Cemitério-de-pistóia


“Queres engolir um crocodilo?”

A fala é de Hamlet, exasperado com a dor espalhafatosa de Laerte à beira da sepultura de Ofélia. De fato, antes engolisse um crocodilo inteiro o pobre irmão da heroína, se queria chamar sobre si a atenção de todo o reino. Já o príncipe da Dinamarca, refém do papel de louco varrido em que se metera a fim de levar adiante o seu projeto de vingança, não podia permitir-se uma só lágrima. Sofria mais Hamlet, e não tinha como engolir sequer uma lagartixa.

Dia 17 de março vi de passagem em um noticiário televisivo o cemitério-de-pistóia montado na areia da praia de Copacabana para protestar contra a violência e pedir o fim da impunidade — centenas de mortes estúpidas, por assassinato e bala perdida, que têm enlutado cotidianamente o Rio de Janeiro, numa escalada de crimes sem comparação com qualquer outra época da história da cidade.

Organizou o ato a entidade carioca Rio de Paz (http://www.riodepaz.org.br), que reúne estudantes, profissionais liberais e parentes das vítimas da violência urbana, explicando com suas faixas negras por que estavam ali. Levaram o dia conversando com as pessoas que passavam alegremente pelo local, até serem capturadas pela visão daquelas setecentas cruzes de madeira fincadas na areia da praia, chamando a atenção pelo inusitado. As cruzes pretas representavam o número aproximado de assassinatos ocorridos entre nós nos dois primeiros meses de 2007. Quadro forte, silencioso, sem legenda para quem o divisava apenas de longe, um tapa sem mão na cara de todo mundo, incitando pelo choque e sua carga emotiva à participação popular.

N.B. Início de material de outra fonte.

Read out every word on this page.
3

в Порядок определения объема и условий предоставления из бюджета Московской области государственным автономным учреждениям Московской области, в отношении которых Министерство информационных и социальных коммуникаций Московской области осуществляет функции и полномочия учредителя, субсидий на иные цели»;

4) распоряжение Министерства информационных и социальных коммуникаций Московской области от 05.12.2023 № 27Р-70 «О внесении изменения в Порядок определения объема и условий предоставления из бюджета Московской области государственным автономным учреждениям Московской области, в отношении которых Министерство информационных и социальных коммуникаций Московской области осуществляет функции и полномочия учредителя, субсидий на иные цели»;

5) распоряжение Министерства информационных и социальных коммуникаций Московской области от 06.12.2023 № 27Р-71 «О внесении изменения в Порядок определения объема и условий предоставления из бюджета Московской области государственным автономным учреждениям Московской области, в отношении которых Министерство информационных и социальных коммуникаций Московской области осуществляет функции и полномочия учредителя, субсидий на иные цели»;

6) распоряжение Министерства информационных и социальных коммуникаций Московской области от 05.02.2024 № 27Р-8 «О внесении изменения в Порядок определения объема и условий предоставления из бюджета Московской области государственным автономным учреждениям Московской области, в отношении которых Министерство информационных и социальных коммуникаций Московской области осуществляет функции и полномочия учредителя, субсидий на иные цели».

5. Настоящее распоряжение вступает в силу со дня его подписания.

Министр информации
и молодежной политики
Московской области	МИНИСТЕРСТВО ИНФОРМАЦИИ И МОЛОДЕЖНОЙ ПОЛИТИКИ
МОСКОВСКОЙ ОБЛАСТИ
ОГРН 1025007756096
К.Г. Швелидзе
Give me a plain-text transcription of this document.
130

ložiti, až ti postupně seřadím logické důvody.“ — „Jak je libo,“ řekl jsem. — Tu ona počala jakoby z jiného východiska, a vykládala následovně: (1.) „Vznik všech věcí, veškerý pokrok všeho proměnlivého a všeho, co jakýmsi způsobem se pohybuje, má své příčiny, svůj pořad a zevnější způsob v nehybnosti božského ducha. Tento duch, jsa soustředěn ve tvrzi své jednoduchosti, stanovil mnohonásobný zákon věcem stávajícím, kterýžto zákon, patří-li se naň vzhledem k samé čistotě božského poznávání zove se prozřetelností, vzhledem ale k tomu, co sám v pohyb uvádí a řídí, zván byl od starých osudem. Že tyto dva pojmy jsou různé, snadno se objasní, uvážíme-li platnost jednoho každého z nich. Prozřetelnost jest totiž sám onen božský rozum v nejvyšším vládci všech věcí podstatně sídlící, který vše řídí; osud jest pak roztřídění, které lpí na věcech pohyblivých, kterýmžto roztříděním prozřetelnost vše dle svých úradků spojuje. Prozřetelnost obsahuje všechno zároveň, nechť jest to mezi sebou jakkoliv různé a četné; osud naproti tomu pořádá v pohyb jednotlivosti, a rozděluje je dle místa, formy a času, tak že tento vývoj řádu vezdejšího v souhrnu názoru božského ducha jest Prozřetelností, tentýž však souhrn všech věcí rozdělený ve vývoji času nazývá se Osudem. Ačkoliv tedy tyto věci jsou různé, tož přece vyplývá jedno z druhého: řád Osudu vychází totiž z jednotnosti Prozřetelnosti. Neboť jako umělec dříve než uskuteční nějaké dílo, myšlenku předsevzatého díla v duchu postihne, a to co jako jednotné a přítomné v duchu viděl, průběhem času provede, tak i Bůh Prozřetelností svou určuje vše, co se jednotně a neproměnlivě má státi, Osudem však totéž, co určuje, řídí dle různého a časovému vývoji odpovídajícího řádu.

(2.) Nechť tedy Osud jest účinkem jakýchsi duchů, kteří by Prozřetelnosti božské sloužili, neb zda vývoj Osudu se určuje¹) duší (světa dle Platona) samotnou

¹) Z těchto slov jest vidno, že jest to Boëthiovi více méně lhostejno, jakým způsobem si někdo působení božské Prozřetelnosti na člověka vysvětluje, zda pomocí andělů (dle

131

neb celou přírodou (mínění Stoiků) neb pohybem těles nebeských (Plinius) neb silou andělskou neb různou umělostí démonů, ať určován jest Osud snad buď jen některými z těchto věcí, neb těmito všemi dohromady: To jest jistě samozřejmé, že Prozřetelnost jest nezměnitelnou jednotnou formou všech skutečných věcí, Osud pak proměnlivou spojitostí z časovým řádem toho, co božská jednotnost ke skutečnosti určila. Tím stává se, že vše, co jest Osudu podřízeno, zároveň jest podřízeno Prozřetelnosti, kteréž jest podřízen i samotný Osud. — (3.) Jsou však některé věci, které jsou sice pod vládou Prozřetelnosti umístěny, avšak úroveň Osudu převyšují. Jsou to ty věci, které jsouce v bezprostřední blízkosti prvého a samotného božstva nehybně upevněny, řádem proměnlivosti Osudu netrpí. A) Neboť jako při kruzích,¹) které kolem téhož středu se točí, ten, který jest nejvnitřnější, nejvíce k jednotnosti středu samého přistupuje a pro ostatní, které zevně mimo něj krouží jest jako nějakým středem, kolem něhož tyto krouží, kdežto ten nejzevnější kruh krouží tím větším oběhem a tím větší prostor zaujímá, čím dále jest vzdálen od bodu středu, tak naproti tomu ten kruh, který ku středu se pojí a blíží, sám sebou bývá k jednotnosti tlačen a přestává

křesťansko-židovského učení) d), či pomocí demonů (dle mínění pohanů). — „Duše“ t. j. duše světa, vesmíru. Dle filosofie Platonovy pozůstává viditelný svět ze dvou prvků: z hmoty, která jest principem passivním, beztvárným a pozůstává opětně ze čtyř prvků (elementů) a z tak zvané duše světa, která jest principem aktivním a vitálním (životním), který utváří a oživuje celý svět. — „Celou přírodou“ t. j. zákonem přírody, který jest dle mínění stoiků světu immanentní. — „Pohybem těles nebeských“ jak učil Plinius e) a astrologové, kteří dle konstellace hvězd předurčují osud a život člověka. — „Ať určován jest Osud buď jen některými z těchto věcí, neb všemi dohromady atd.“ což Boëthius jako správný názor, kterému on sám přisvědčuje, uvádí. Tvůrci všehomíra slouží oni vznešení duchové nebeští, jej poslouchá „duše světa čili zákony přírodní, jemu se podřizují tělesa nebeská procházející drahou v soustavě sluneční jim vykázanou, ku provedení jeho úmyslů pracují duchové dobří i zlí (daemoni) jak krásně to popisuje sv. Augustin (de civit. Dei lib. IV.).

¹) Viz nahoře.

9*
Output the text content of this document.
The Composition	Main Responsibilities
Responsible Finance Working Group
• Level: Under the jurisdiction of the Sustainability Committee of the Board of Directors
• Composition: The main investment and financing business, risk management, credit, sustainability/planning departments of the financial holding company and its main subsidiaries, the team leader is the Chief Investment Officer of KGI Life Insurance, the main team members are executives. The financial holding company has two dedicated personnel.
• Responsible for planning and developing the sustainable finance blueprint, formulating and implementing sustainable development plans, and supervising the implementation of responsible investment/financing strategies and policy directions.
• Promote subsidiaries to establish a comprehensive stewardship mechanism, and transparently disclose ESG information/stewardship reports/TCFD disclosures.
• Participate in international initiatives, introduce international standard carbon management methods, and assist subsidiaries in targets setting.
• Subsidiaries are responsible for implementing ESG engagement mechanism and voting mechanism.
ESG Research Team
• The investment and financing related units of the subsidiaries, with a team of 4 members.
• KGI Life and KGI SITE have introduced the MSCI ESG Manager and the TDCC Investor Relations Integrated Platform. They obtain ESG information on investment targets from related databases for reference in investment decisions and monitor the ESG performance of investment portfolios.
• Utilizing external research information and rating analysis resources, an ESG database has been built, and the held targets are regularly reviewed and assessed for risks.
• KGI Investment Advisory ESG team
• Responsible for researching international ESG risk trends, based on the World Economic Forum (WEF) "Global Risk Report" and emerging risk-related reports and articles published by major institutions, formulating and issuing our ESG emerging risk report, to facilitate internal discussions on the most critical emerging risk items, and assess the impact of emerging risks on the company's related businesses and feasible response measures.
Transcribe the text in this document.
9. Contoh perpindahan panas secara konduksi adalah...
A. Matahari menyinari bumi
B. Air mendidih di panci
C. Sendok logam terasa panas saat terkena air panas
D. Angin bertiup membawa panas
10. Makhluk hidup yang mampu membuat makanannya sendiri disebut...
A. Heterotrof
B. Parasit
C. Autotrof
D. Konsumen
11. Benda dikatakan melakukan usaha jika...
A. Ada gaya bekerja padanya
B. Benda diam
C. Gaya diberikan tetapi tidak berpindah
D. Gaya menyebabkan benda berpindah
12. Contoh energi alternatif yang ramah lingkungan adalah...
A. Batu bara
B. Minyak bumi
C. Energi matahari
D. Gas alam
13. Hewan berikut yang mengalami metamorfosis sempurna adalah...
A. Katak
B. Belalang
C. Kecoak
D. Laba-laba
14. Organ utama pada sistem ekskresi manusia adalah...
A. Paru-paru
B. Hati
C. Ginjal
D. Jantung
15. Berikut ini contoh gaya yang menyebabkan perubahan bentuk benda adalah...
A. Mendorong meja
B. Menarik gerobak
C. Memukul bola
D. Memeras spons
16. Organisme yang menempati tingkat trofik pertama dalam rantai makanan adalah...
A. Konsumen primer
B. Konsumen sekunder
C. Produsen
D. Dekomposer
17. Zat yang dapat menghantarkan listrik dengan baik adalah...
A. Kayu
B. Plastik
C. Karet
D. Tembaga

Esse cemitério-de-pistóia não convida ninguém a engolir um crocodilo inteiro nem encoraja demonstrações exacerbadas de revolta contra as autoridades, os gestores da coisa pública, os responsáveis pela política de segurança no estado. Não. Ele apenas fica onde está, como uma advertência surdamente desesperada: não acordar de uma vez por todas para a necessidade de enfrentar o problema da violência urbana como prioridade imediata deixará a população carioca inteiramente à mercê do puro acaso.

Há uma certa loucura hamletiana recontada no gesto dos participantes dessa oportuna manifestação pública. Também eles são visitados, de alguma forma, pelos espectros dos seus mortos. Que não lhes pedem vingança, como o rei da tragédia shakespeariana. Talvez não lhes peçam nada. Eles é que não conseguem mais ficar indiferentes à situação deplorável a que chegamos e partem para o confronto com os nossos maus lidadores da res publica através da força insuperável do símbolo, sem hostilidade, claro, mas com a certeza de provocar na sociedade em geral espanto, conscientização e necessidade de cobrança diuturna aos homens colocados no poder pelo nosso voto de ações mais efetivas e mais inteligentes no combate à criminalidade galopante, sintoma de alarme de uma gravíssima doença social que precisa de cuidados mediatos e imediatos, mas sem onda política nem ideológica.

Pela importância do evento, o grupo de manifestantes era pequeno. Nós moradores do Rio temos o dever de juntar-nos a essa turma do bom combate. Nossos governantes precisam sentir plenamente que estamos todos à beira do insuportável. Que não há mais condições de aturar o clima de horror que tomou conta da cidade e que se espera deles a eficácia prometida em suas campanhas eleitorais.

Só há uma saída: agir, agir, e agir. E ainda agir.